La riforma approvata l’altra notte dal­la Camera (che sicuramente sarà ridi­mensionata dal Senato) modifica in mo­do significativo questa situazione, ma, dal punto di vista di un europeo, non giu­stifica l’enfasi retorica di Obama («oggi si fa la storia») né il linguaggio estremo usato dal capo dei repubblicani alla Ca­mera, John Boehner («questa riforma è la più grande minaccia alle libertà degli americani che ho visto nei miei 19 anni di lavoro a Washington»). Il sistema che esce dalla riforma appe­na approvata è sempre largamente basa­to sulle assicurazioni private. Tre le prin­cipali novità: a) non potrà più essere ri­fiutata una polizza a persone in precarie condizioni di salute; b) l’«opzione pubbli­ca », cioè l’introduzione di una formula assicurativa offerta dallo Stato da mette­re in concorrenza con quelle private con l’obiettivo di «calmierare» il prezzo delle polizze; c) obbligo, per cittadini e impre­se, di sottoscrivere una polizza sanitaria, con agevolazioni e sussidi per i cittadini meno abbienti e un limite agli impegni richiesti alle aziende più fragili. L’innova­zione più significativa e i maggiori costi aggiuntivi (la riforma della Camera coste­rà 1042 miliardi di dollari in dieci anni) vengono proprio da questo obbligo. Che, però, non è affatto perentorio, visto che può essere aggirato pagando una multa.
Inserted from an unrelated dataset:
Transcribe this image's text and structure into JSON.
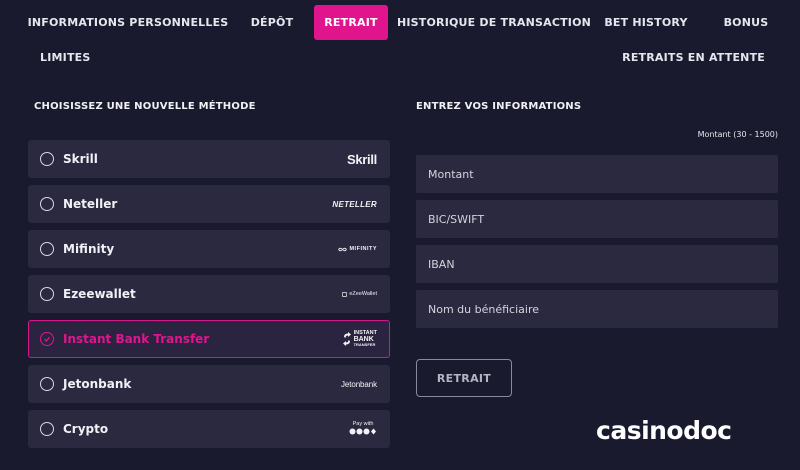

Insomma, la differenza di fondo, «ge­netica », tra Usa ed Europa non viene ri­mossa nemmeno dalla riforma Obama che rinuncia a dar vita ad un sistema sani­tario davvero «universale»: capace, cioè, di coprire tutti i cittadini. La sua versione più «assistenziale», quella della Camera, secondo i democratici estenderà le cure a 38-39 dei 47 milioni di americani oggi senza copertura. Ma il testo del Senato prevede un intervento molto più limitato e comunque gli esperti del Congresso sti­mano che, anche se diventasse legge la riforma approvata ieri, la riduzione dei senza-mutua sarebbe molto graduale e di entità inferiore: tra dieci anni i cittadi­ni non coperti sarebbero ancora quasi 30 milioni. Senza contare che c’è chi ritiene che con questa riforma i senza-mutua po­trebbero addirittura aumentare. La pensa così Martin Feldstein — economista con­servatore la cui autorità è, però, ricono­sciuta anche dai democratici e dallo stes­so Obama — secondo il quale chi è in buona salute tenderà a pagare la multa e a risparmiare il costo della polizza visto che, se si ammalerà seriamente, le assicu­razioni saranno comunque obbligate ad accoglierlo tra i loro assistiti.